BarnardKelly805At first, Kelly Barnard just thought she had a bad stomach ache. She’d felt “little twinges of pain” in her stomach before, she tells the Duluth Tribune, but it was nothing like the pain she’d felt just four days before Valentine’s Day 2013. “It was horrendous,” she tells the paper. “I couldn’t walk. I couldn’t move.” She called her mom, Beth LaVigne, who whisked Kelly from her dorm room at the College of St. Scholastica and drove her to a local emergency room. There, doctors told her something she didn’t expect to hear. “They said it looked like my ovary had basically exploded,” she tells the paper. Kelly underwent emergency surgery to remove a cyst from her ovary.

On Valentine’s Day, Kelly’s phone rang. Her doctors wanted her to come back to the hospital and had more unexpected news for the then 19-year-old: She had colon cancer, and it was “metastatic,” spreading from her colon to her ovary. “So, not the best Valentine’s Day, to say the least,” she tells the Tribune.
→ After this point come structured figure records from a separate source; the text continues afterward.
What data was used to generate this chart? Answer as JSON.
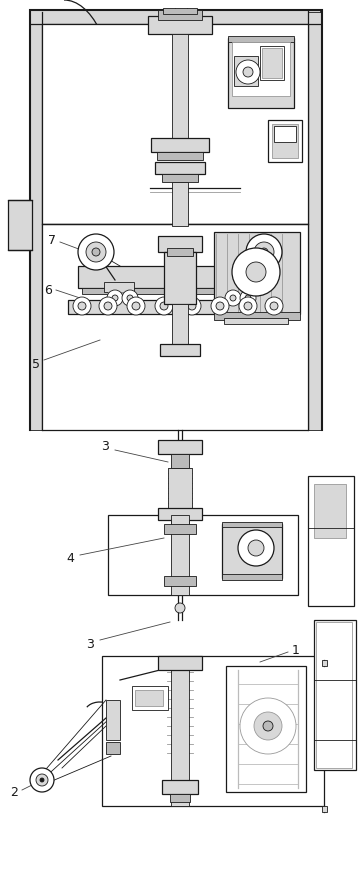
{
  "bg_color": "#ffffff",
  "line_color": "#1a1a1a",
  "gray_color": "#999999",
  "light_gray": "#d8d8d8",
  "med_gray": "#bbbbbb",
  "dark_gray": "#444444",
  "figsize": [
    3.63,
    8.92
  ],
  "dpi": 100,
  "lw_thin": 0.6,
  "lw_med": 0.9,
  "lw_thick": 1.3,
  "lw_frame": 1.5
}
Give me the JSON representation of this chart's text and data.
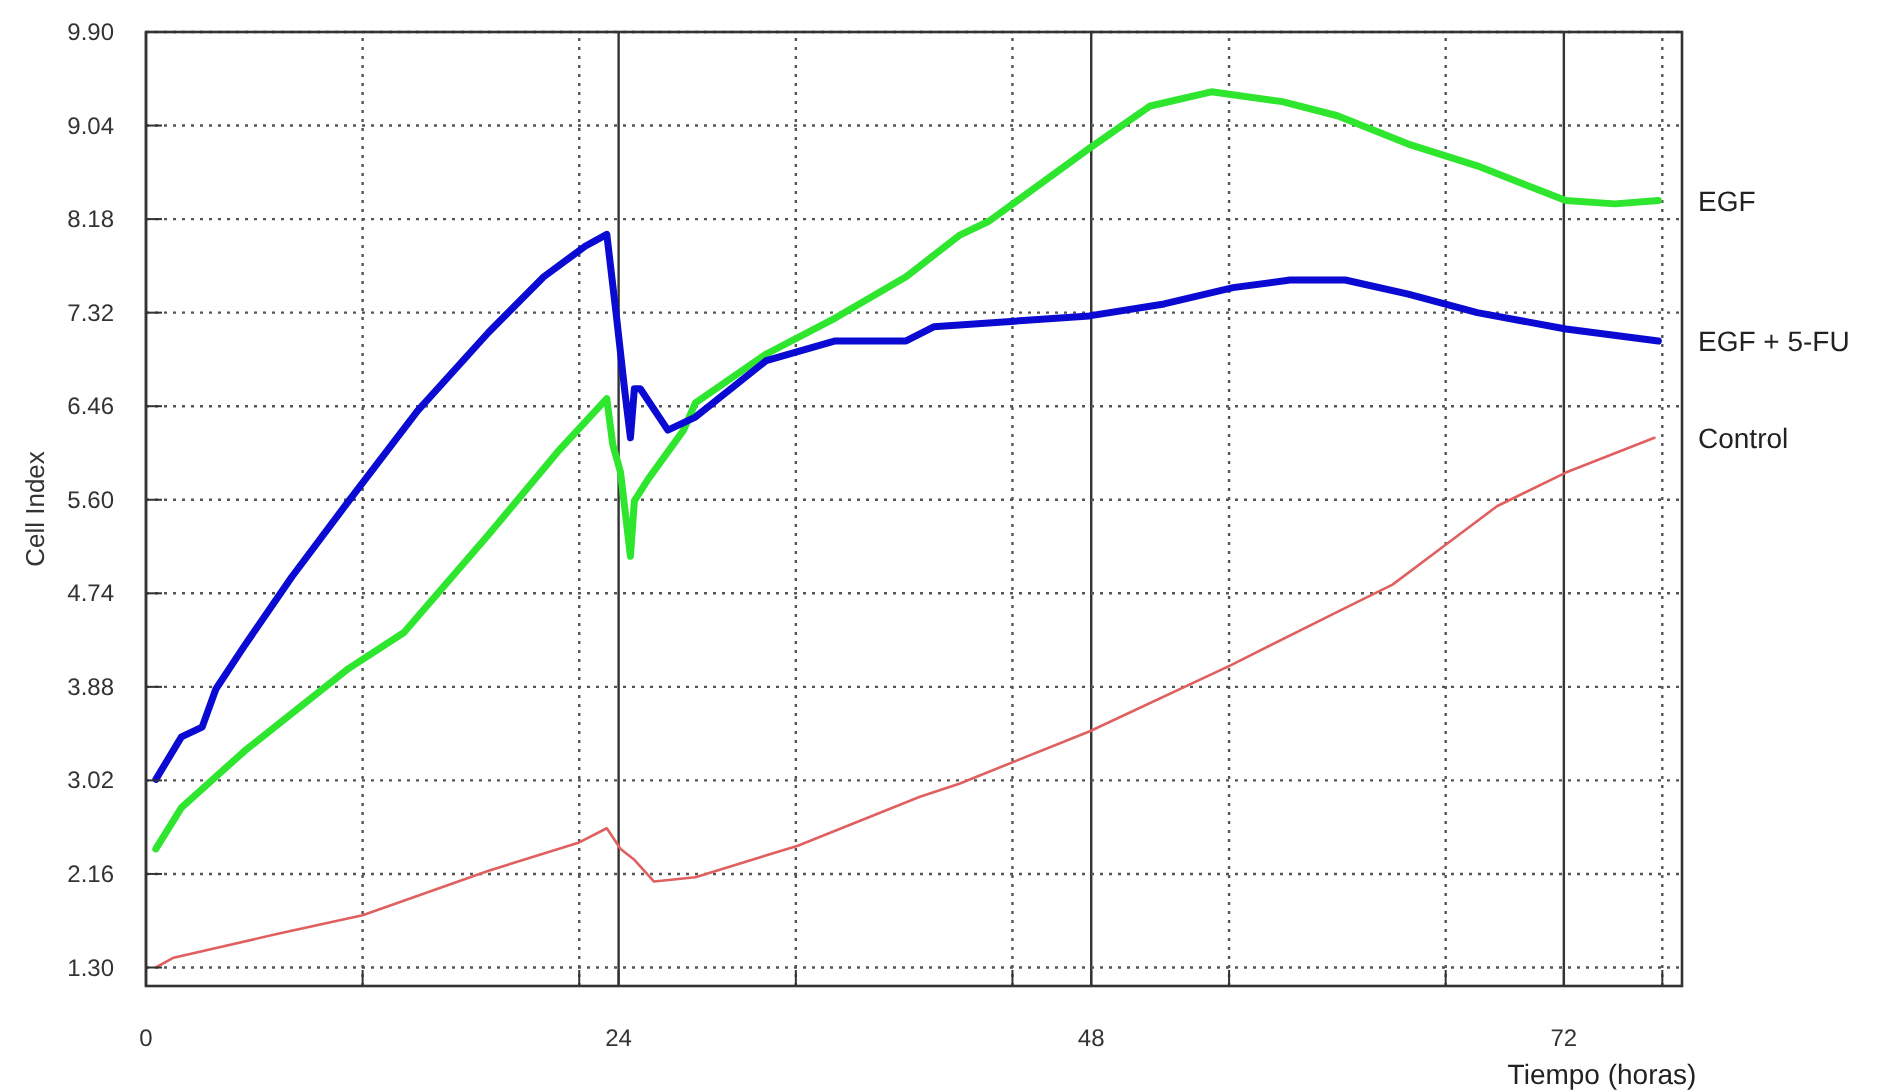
{
  "chart_data": {
    "type": "line",
    "xlabel": "Tiempo (horas)",
    "ylabel": "Cell Index",
    "xlim": [
      0,
      78
    ],
    "ylim": [
      1.13,
      9.9
    ],
    "xticks": [
      0,
      {
        "value": 11,
        "label": null
      },
      {
        "value": 22,
        "label": null
      },
      24,
      {
        "value": 33,
        "label": null
      },
      {
        "value": 44,
        "label": null
      },
      48,
      {
        "value": 55,
        "label": null
      },
      {
        "value": 66,
        "label": null
      },
      72,
      {
        "value": 77,
        "label": null
      }
    ],
    "yticks": [
      {
        "value": 1.3,
        "label": "1.30"
      },
      2.16,
      3.02,
      3.88,
      4.74,
      {
        "value": 5.6,
        "label": "5.60"
      },
      6.46,
      7.32,
      8.18,
      9.04,
      {
        "value": 9.9,
        "label": "9.90"
      }
    ],
    "grid": true,
    "marker": "none",
    "line_style": "solid",
    "series": [
      {
        "name": "EGF",
        "color": "#2ee62e",
        "x": [
          0.5,
          1.8,
          5.0,
          10.3,
          13.1,
          17.4,
          20.9,
          23.4,
          23.7,
          24.1,
          24.6,
          24.8,
          25.5,
          27.3,
          27.9,
          31.5,
          35.0,
          38.6,
          41.3,
          42.8,
          47.9,
          51.0,
          54.1,
          57.7,
          60.5,
          64.1,
          67.6,
          72.1,
          74.6,
          76.8
        ],
        "values": [
          2.39,
          2.77,
          3.29,
          4.05,
          4.38,
          5.28,
          6.04,
          6.53,
          6.11,
          5.85,
          5.08,
          5.59,
          5.79,
          6.24,
          6.49,
          6.94,
          7.27,
          7.65,
          8.03,
          8.16,
          8.83,
          9.22,
          9.35,
          9.26,
          9.13,
          8.87,
          8.67,
          8.35,
          8.32,
          8.35
        ]
      },
      {
        "name": "EGF + 5-FU",
        "color": "#0a0ad2",
        "x": [
          0.5,
          1.8,
          2.85,
          3.55,
          4.97,
          7.4,
          10.3,
          13.8,
          17.4,
          20.2,
          22.3,
          23.4,
          23.9,
          24.3,
          24.6,
          24.8,
          25.1,
          26.5,
          27.9,
          31.5,
          35.0,
          38.6,
          40.0,
          47.9,
          51.7,
          55.2,
          58.1,
          60.9,
          64.1,
          67.6,
          72.1,
          76.8
        ],
        "values": [
          3.03,
          3.42,
          3.51,
          3.86,
          4.25,
          4.89,
          5.59,
          6.42,
          7.14,
          7.65,
          7.93,
          8.04,
          7.27,
          6.62,
          6.17,
          6.62,
          6.62,
          6.24,
          6.36,
          6.88,
          7.06,
          7.06,
          7.19,
          7.29,
          7.4,
          7.55,
          7.62,
          7.62,
          7.49,
          7.32,
          7.17,
          7.06
        ]
      },
      {
        "name": "Control",
        "color": "#e06060",
        "x": [
          0.5,
          1.4,
          6.7,
          11.0,
          17.4,
          22.0,
          23.4,
          24.1,
          24.8,
          25.8,
          27.9,
          33.1,
          39.3,
          41.3,
          47.9,
          55.1,
          60.5,
          63.3,
          66.1,
          68.6,
          72.1,
          76.6
        ],
        "values": [
          1.3,
          1.39,
          1.61,
          1.78,
          2.19,
          2.45,
          2.58,
          2.39,
          2.29,
          2.09,
          2.13,
          2.42,
          2.87,
          2.99,
          3.47,
          4.08,
          4.57,
          4.82,
          5.2,
          5.54,
          5.85,
          6.17
        ]
      }
    ]
  }
}
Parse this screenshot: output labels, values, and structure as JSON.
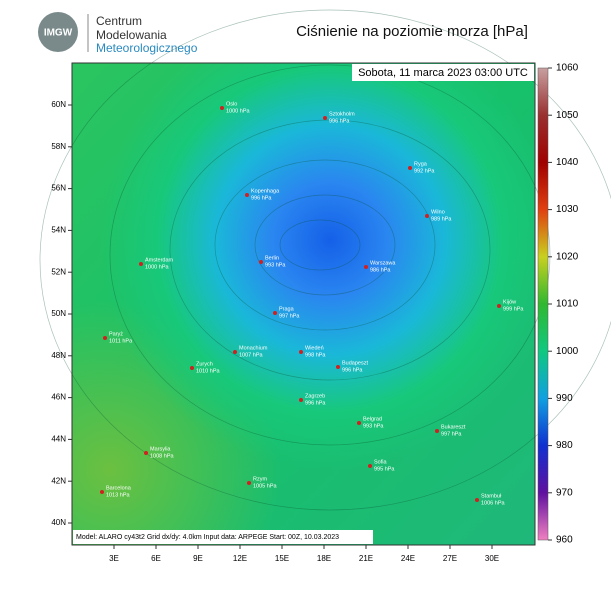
{
  "header": {
    "logo": "IMGW",
    "org_lines": [
      "Centrum",
      "Modelowania",
      "Meteorologicznego"
    ],
    "title": "Ciśnienie na poziomie morza [hPa]"
  },
  "map": {
    "valid_time": "Sobota, 11 marca 2023 03:00 UTC",
    "footer": "Model: ALARO cy43t2  Grid dx/dy: 4.0km  Input data: ARPEGE  Start: 00Z, 10.03.2023",
    "lat_labels": [
      "60N",
      "58N",
      "56N",
      "54N",
      "52N",
      "50N",
      "48N",
      "46N",
      "44N",
      "42N",
      "40N"
    ],
    "lon_labels": [
      "3E",
      "6E",
      "9E",
      "12E",
      "15E",
      "18E",
      "21E",
      "24E",
      "27E",
      "30E"
    ],
    "cities": [
      {
        "name": "Oslo",
        "label": "1000 hPa"
      },
      {
        "name": "Sztokholm",
        "label": "996 hPa"
      },
      {
        "name": "Kopenhaga",
        "label": "996 hPa"
      },
      {
        "name": "Ryga",
        "label": "992 hPa"
      },
      {
        "name": "Wilno",
        "label": "989 hPa"
      },
      {
        "name": "Amsterdam",
        "label": "1000 hPa"
      },
      {
        "name": "Berlin",
        "label": "993 hPa"
      },
      {
        "name": "Warszawa",
        "label": "986 hPa"
      },
      {
        "name": "Kijów",
        "label": "999 hPa"
      },
      {
        "name": "Praga",
        "label": "997 hPa"
      },
      {
        "name": "Paryż",
        "label": "1011 hPa"
      },
      {
        "name": "Monachium",
        "label": "1007 hPa"
      },
      {
        "name": "Wiedeń",
        "label": "998 hPa"
      },
      {
        "name": "Zurych",
        "label": "1010 hPa"
      },
      {
        "name": "Budapeszt",
        "label": "996 hPa"
      },
      {
        "name": "Zagrzeb",
        "label": "996 hPa"
      },
      {
        "name": "Belgrad",
        "label": "993 hPa"
      },
      {
        "name": "Bukareszt",
        "label": "997 hPa"
      },
      {
        "name": "Marsylia",
        "label": "1008 hPa"
      },
      {
        "name": "Sofia",
        "label": "995 hPa"
      },
      {
        "name": "Rzym",
        "label": "1005 hPa"
      },
      {
        "name": "Barcelona",
        "label": "1013 hPa"
      },
      {
        "name": "Stambuł",
        "label": "1006 hPa"
      }
    ]
  },
  "colorbar": {
    "ticks": [
      1060,
      1050,
      1040,
      1030,
      1020,
      1010,
      1000,
      990,
      980,
      970,
      960
    ]
  }
}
After her diagnosis, Kelly tells us that she and her family met with a surgeon who suggested they “take some time” to decide “whether to implant a stent and start chemo immediately or surgically remove the tumor from my descending colon,” she says. She and her family decided time wasn’t exactly something they could spare, so Kelly’s mom called Mayo Clinic to seek a second opinion. “They told us to come immediately,” Kelly says.

At Mayo, Kelly met with colon and rectal surgeon Robert Cima, M.D., who the Tribune reports decided that immediate surgery would be her best chance for survival, especially given her young age. “She’s a young, healthy person otherwise,” Dr. Cima tells the paper. “So the opportunity ... to know that she’ll tolerate it was there.” Not only did Kelly tolerate the aggressive surgery, which removed “all visible signs” of her tumor, but she’s kept her cancer at bay for two years, which Dr. Cima tells the Tribune is good news. “What we do know is 85 percent of all recurrences occur within the first two years,” he says. “She’s two years out with no clinical evidence of recurrence. Each day is a win.”

And those wins, Kelly says, couldn’t have happened without her care team at Mayo. “Everyone was so friendly and made sure I knew what was going on at all times,” she tells us. “I felt like I was in the best care possible and the needs of myself and my family were exceeded. I am so eternally grateful to Dr. Cima and his team. They saved my life.”